Stronghold Watersheds

In its 17 years of assessing the health of Maryland’s streams, the Maryland Biological Stream Survey has identified those watersheds around the State that are most important for the protection of Maryland’s aquatic biodiversity. Known as Maryland’s “Stronghold Watersheds”, these locations are the places where rare, threatened, or endangered species of fish, amphibians, reptiles, or mussels have the highest numbers.

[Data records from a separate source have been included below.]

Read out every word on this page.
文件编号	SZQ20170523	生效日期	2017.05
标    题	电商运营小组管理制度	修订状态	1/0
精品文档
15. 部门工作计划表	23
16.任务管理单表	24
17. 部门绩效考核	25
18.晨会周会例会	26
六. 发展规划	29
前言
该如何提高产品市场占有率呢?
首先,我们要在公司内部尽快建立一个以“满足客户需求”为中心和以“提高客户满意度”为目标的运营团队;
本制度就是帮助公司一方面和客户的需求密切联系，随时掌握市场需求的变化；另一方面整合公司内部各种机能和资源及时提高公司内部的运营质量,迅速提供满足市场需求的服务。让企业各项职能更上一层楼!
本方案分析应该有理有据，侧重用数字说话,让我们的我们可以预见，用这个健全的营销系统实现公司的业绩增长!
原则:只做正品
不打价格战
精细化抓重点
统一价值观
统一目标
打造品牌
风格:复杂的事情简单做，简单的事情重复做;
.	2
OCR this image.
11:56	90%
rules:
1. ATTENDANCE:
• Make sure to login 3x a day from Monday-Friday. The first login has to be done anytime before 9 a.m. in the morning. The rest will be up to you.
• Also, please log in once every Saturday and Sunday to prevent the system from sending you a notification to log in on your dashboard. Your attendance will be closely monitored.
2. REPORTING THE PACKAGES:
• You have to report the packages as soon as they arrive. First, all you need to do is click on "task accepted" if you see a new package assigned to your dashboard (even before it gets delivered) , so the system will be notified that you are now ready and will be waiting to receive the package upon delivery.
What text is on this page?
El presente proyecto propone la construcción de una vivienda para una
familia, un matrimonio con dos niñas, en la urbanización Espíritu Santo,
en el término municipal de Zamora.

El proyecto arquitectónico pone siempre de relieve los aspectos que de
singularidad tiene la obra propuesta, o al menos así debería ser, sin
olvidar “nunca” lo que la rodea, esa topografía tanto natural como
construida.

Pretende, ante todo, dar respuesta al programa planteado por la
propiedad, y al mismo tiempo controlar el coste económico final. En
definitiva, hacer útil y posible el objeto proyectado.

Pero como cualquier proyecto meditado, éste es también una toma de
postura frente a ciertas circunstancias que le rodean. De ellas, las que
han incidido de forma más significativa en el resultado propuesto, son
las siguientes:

Most of these species used to have greater abundance and distribution throughout the State, but now are holding out in these limited areas. Generally, these species are the most sensitive to environmental degradation. A small change in watershed or stream health can permanently eliminate one or more of these sensitive species. As a result, maintaining the health of these watersheds is of critical importance if we are to sustain these species and the vital ecosystem services they provide.

Data from Other Sources

Impervious Surfaces

Refers to all hard surfaces like paved roads, parking lots, roofs, and even highly compacted soils like sports fields.

Land Use/Land Cover

MDP publishes statewide land use/land cover data based on analysis of parcel information in conjunction with high altitude aerial photography and satellite imagery.  This Land Use dataset utilizes the Anderson Level 2 Classification System to display various types of Land Use characteristics and types of Land Cover for each County in the State of Maryland and also includes Baltimore City. This is a draft version of the 2008 dataset released by MDP.

Trust Fund Watersheds

Watersheds with “trust funds” set aside for their protection/restoration/care.